AP testing has ended and has left students feeling relieved yet frustrated over the fact that the tests are lacking importance due to stress and being forced to miss school in order to take a test.

Over the past few years, more and more high school students have been enrolling in advanced placement classes, according to enrollment numbers released by the College Board.  More commonly known as AP, these classes originated from a program that started in the mid to late 1950s with the goal of allowing high school students to experience what a college-level class was like.  These classes were extremely popular among students who were looking for a more-involved experience than regular high school courses offered at the time. But over the past decade or so the numbers of students enrolled has skyrocketed.

Along with the rise of enrollment, more and more courses have been introduced.  At the beginning of the program, there were less than 10 courses being offered, including math, science and Latin, compared to nowadays where the number sits at 38 classes.  West Linn alone offers 24 courses including AP Music Theory, AP French and Spanish and AP Statistics.

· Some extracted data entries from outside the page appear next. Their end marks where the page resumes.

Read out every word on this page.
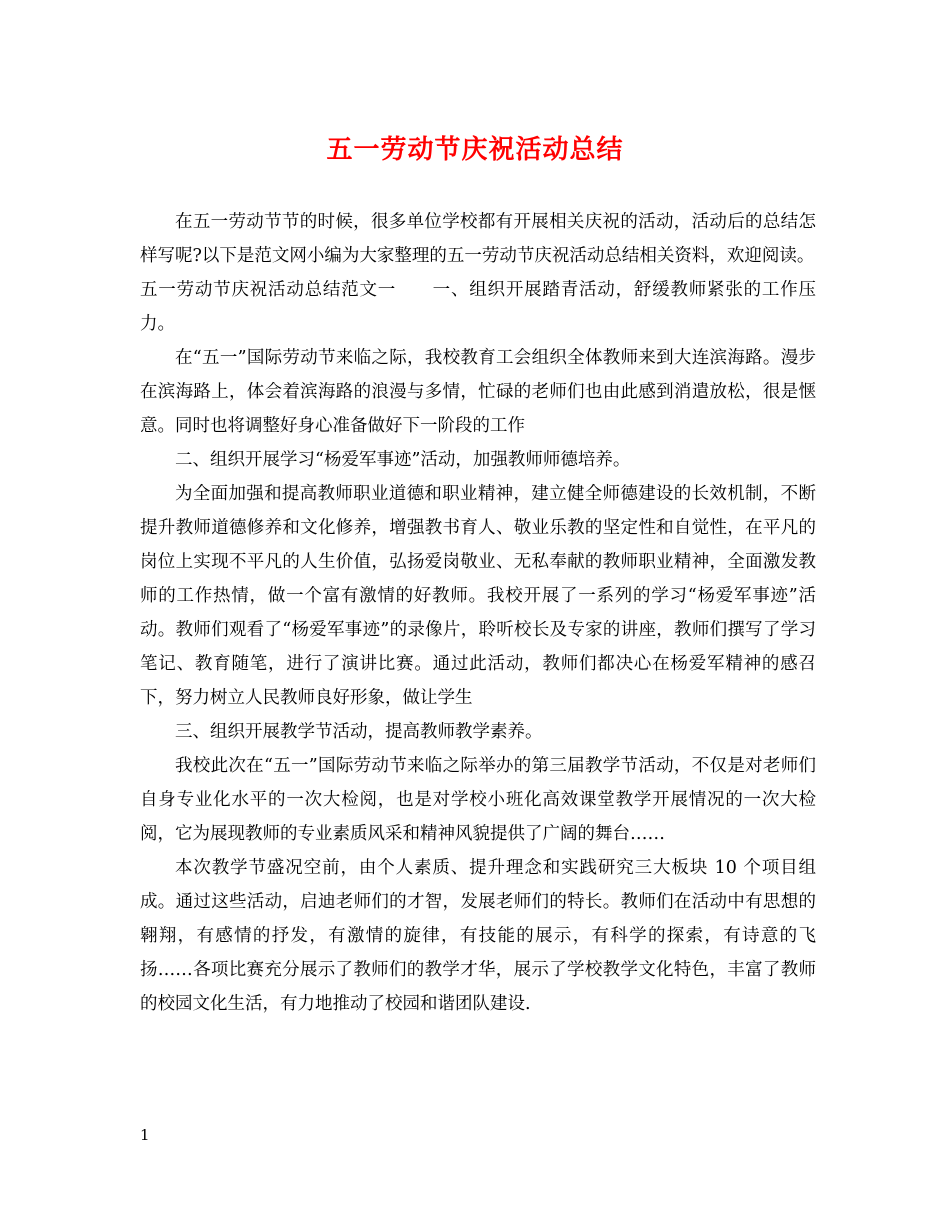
五一劳动节庆祝活动总结

在五一劳动节节的时候，很多单位学校都有开展相关庆祝的活动，活动后的总结怎样写呢?以下是范文网小编为大家整理的五一劳动节庆祝活动总结相关资料，欢迎阅读。

五一劳动节庆祝活动总结范文一　　一、组织开展踏青活动，舒缓教师紧张的工作压力。

在“五一”国际劳动节来临之际，我校教育工会组织全体教师来到大连滨海路。漫步在滨海路上，体会着滨海路的浪漫与多情，忙碌的老师们也由此感到消遣放松，很是惬意。同时也将调整好身心准备做好下一阶段的工作

二、组织开展学习“杨爱军事迹”活动，加强教师师德培养。

为全面加强和提高教师职业道德和职业精神，建立健全师德建设的长效机制，不断提升教师道德修养和文化修养，增强教书育人、敬业乐教的坚定性和自觉性，在平凡的岗位上实现不平凡的人生价值，弘扬爱岗敬业、无私奉献的教师职业精神，全面激发教师的工作热情，做一个富有激情的好教师。我校开展了一系列的学习“杨爱军事迹”活动。教师们观看了“杨爱军事迹”的录像片，聆听校长及专家的讲座，教师们撰写了学习笔记、教育随笔，进行了演讲比赛。通过此活动，教师们都决心在杨爱军精神的感召下，努力树立人民教师良好形象，做让学生

三、组织开展教学节活动，提高教师教学素养。

我校此次在“五一”国际劳动节来临之际举办的第三届教学节活动，不仅是对老师们自身专业化水平的一次大检阅，也是对学校小班化高效课堂教学开展情况的一次大检阅，它为展现教师的专业素质风采和精神风貌提供了广阔的舞台……

本次教学节盛况空前，由个人素质、提升理念和实践研究三大板块 10 个项目组成。通过这些活动，启迪老师们的才智，发展老师们的特长。教师们在活动中有思想的翱翔，有感情的抒发，有激情的旋律，有技能的展示，有科学的探索，有诗意的飞扬……各项比赛充分展示了教师们的教学才华，展示了学校教学文化特色，丰富了教师的校园文化生活，有力地推动了校园和谐团队建设.

1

The variety of classes is great: if people find a subject that they are extremely interested in, then they could have an opportunity that most people wouldn’t be able to have. But along with this comes a culture of pressure around kids who don’t take AP classes.

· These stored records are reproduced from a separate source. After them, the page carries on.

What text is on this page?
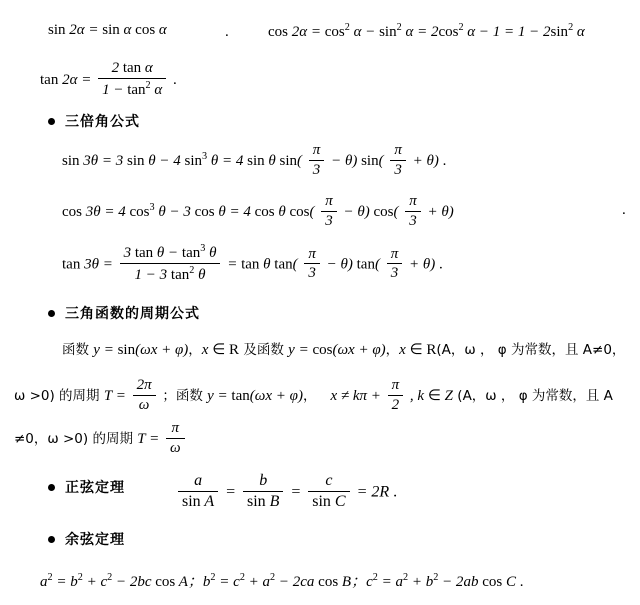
sin 2α = sin α cos α	.	$\cos 2\alpha = \cos^2 \alpha - \sin^2 \alpha = 2\cos^2$ $\alpha - 1 = 1 - 2\sin^2$ α
$\tan 2\alpha = \frac{\text{2 tan α}}{1 - \tan^2 \alpha}$ .
三倍角公式
sin 3θ = 3 sin θ − 4 $\sin^3 \theta = 4$ sin θ $\sin( \frac{\pi}{3} - \theta)$ $\sin( \frac{\pi}{3} + \theta)$ .
cos 3θ = 4 $\cos^3 \theta - 3$ cos θ = 4 cos θ $\cos( \frac{\pi}{3} - \theta)$ $\cos( \frac{\pi}{3} + \theta)$	.
$\tan 3\theta = \frac{3 \tan \theta - \tan^3 \theta}{1 - 3 \tan^2 \theta} = \tan \theta$ $\tan( \frac{\pi}{3} - \theta)$ $\tan( \frac{\pi}{3} + \theta)$ .
三角函数的周期公式
函数 y = sin(ωx + φ)，x ∈ R 及函数 y = cos(ωx + φ)，x ∈ R(A，ω ， φ 为常数，且 A≠0，
ω >0) 的周期 $T = \frac{2\pi}{\omega}$ ；函数 y = tan(ωx + φ)， $x \ne k\pi + \frac{\pi}{2}$ , k ∈ Z (A，ω ， φ 为常数，且 A
≠0，ω >0) 的周期 $T = \frac{\pi}{\omega}$
正弦定理	$\frac{a}{\text{sin A}} = \frac{b}{\text{sin B}} = \frac{c}{\text{sin C}} = 2R$ .
余弦定理
$a^2 = b^2 + c^2 - 2bc$ cos A；$b^2 = c^2 + a^2 - 2ca$ cos B；$c^2 = a^2 + b^2 - 2ab$ cos C .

“I’ve definitely felt a sort of pressure to take an AP class even since before I started high school,” Ethan Arterberry, junior, said.“But it feels like junior year it’s especially present.”

“The first two years of high school made it seem like AP classes were optional,” Isabel Preligera, junior, said. “But coming into junior year, it almost felt like I had to take multiple AP classes.”

This pressure to take high-level classes have been changing what the classes main goals are.  AP classes have stopped being that early college experience for some students and more of a class for students to raise their GPA’s.

But students aren’t to blame for this change. In most cases, students who want to pursue a higher education feel like they must take AP classes in order to go to college, but this is simply not true at all.  This could cause more and more stress for students in school even if they don’t even need to take the classes.

Currently, around 41 percent of students take AP classes and a large amount of those students do very well in those classes, but in the process of taking and doing well in those classes, they could be adding a new level of stress to the already too large amounts of stress that teenagers feel.